SF is an odd genera, in that although the stories are fantastic, the hook is that the settings are based on real or imaginary- but hopefully believable- developments in science and technology. Handwavium and unlikely ideas make their appearance, but ultimately these stories are supposed to be about a believable future, not a fantasy one. Ray Bradbury once wrote that SF was so popular with young people because these stories present imaginary solutions to real problems. No impossible dreams, no possible solutions- and how can one argue with this? Who hasn't come away from reading stories about star travel wondering how we could send astronauts to a distant star in reality? Without those "crazy" dreams, how can we imagine real ways to travel between stars, or achieve any other goal big or small?
Ultimately, I suspect we need technologies that are revolutionary developments beyond current techniques to travel between the stars, not innovate refinements to current technologies, and this is where SF might be right. Instead of a better rocket, we need a new method of propulsion that does not involve expelling reaction mass. FTL often enters the picture, as well- at least if we hope to go and return within a short attention span!! Perhaps we will ultimately use multi-generational ships or hibernation to survive long flights to the stars.
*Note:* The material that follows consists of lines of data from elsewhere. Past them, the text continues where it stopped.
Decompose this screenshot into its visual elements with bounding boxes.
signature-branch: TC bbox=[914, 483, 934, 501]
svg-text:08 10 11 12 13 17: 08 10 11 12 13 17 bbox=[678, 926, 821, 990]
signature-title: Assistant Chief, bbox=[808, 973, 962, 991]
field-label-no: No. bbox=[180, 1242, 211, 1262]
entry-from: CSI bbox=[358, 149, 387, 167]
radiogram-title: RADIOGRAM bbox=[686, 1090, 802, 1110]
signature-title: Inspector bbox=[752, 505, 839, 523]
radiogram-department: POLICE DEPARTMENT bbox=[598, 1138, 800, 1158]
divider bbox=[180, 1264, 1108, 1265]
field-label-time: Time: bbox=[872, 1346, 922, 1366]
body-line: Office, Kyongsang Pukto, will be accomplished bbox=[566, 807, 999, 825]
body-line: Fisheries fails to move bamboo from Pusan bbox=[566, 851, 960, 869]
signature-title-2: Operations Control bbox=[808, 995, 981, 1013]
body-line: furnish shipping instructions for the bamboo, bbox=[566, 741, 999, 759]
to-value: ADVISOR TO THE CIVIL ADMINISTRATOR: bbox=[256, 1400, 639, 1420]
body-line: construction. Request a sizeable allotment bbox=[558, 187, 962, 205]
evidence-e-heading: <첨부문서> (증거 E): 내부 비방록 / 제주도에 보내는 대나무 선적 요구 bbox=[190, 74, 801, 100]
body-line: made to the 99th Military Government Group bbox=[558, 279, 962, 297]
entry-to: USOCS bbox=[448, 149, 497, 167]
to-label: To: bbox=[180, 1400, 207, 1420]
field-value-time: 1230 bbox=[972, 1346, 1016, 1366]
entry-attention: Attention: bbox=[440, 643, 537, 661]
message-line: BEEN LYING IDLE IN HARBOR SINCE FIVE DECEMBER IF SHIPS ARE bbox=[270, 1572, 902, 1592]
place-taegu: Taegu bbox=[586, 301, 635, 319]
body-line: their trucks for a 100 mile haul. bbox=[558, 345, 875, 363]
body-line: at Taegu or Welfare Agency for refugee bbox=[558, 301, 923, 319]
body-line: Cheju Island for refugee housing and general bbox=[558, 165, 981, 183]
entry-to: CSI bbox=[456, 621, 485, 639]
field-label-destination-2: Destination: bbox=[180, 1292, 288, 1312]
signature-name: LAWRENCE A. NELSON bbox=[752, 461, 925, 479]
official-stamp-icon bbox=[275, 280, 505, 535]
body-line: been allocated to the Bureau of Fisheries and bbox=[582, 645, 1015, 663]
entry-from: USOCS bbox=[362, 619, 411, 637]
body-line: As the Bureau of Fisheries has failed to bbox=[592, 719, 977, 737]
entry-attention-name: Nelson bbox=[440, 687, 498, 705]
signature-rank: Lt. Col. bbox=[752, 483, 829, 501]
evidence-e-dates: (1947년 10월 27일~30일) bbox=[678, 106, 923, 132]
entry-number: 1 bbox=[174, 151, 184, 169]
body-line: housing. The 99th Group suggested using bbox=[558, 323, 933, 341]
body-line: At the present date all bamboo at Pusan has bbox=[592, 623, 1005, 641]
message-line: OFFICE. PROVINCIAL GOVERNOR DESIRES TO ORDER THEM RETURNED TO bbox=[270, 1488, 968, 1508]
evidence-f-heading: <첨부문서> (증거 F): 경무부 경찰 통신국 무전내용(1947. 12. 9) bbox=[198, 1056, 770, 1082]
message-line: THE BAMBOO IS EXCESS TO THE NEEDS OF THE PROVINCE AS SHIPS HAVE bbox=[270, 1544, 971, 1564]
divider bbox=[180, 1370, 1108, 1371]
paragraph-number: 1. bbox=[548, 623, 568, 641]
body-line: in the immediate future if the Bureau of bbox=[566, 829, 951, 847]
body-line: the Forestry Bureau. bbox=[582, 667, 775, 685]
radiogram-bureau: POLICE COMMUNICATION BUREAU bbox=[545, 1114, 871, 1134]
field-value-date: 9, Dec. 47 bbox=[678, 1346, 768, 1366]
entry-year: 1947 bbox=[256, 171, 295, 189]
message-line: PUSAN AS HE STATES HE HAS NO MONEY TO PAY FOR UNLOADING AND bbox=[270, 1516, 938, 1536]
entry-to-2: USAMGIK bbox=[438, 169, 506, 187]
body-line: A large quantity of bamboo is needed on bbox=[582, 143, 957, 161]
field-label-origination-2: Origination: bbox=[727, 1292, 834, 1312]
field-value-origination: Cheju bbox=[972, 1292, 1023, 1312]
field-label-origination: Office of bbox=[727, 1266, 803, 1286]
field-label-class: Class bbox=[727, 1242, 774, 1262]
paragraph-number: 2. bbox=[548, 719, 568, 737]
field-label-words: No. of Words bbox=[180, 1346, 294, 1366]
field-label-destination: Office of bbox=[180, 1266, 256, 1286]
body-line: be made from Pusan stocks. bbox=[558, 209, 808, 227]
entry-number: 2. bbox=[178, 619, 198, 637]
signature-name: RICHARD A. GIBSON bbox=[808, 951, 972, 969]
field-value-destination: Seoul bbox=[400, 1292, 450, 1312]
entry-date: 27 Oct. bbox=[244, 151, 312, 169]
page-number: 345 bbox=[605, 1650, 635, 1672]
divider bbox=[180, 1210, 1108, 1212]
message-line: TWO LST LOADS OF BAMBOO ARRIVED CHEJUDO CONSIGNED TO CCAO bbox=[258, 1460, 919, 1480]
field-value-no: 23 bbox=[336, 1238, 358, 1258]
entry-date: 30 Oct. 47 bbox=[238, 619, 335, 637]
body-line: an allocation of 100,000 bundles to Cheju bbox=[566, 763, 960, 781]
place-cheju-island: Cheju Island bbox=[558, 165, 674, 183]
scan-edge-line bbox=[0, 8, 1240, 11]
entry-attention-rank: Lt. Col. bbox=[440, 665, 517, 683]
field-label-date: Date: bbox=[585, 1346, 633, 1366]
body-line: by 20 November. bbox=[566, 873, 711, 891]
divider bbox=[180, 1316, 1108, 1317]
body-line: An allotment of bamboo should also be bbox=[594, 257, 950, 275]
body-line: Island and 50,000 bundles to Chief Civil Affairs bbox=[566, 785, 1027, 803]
You still need a shadow shield to protect the crew- don't forget that. Most of the time, atomic rocket designers don't place any extra shielding along the side of the rocket, so everyone else will just have to keep their distance, relying on the inverse-square law too dissipate dangerous radiation to harmless levels. The fuel rods only need to be reprocessed after a mission- the nuclear fuel lasts long enough, it is the propellent that runs out quickly. Nuclear subs operate for years under the sea, after all. The ram-scoop is for a starship- it doesn't even begin to work unless you are already traveling at least at 5% the speed of light, or about 15,000 km/sec. That's smoking, even by spaceship standards...
Many SF stories rely on ideas that are handwavium. I've found that some of the older "ray-gun gothic" stories are actually more accurate the likes of modern stuff like the innumerable Star Trek spin-offs. Ships often obey Newton's laws of motion, distances are portrayed accurately, rockets behave like rockets, and even when stuff like FTL is introduced the best writers try to keep it self-consistent. Some stories don't even include FTL star travel.
Half the fun of SF is playing with ideas, including those that are fringe science. As I understand it, relativity does not declare that nothing could travel faster than light, only that anything now traveling below the speed of light cannot accelerate to or beyond C. Both theory and experiment rules out accelerating so much as a single proton to FTL speeds, but we are not as sure about ideas like warping space or using wormholes to create "apparent FTL". Without any experimental evidence of any sort for FTL travel, these ideas remain mathematical toys, but who knows what we may yet discover? The biggest stumbling block is that we might end up creating time travel if we travel at FTL speeds, and this could lead to a causality paradox. If Hawking is right about the Chronology Protection Conjecture, that means we won't be allowed to warp space in the way required to create warp travel, but we just can't know until we have a greater understanding of physics.
Fringe science is a very effective means of interesting young minds in physics. If physics is presented as a rulebook drawn up by musty old gentleman to tell us "that can't be done!!", no one is interested. Physics isn't a rulebook, though. It is a wild ride through a universe where space and time bend in the presence of mass, stars explode, and time runs at different rates in different places. As for the brave star explorers, even if it turns out that they can't travel at FTL speeds, there are still a plethora of ideas for getting them to another star system, possibly even in their own lifetimes.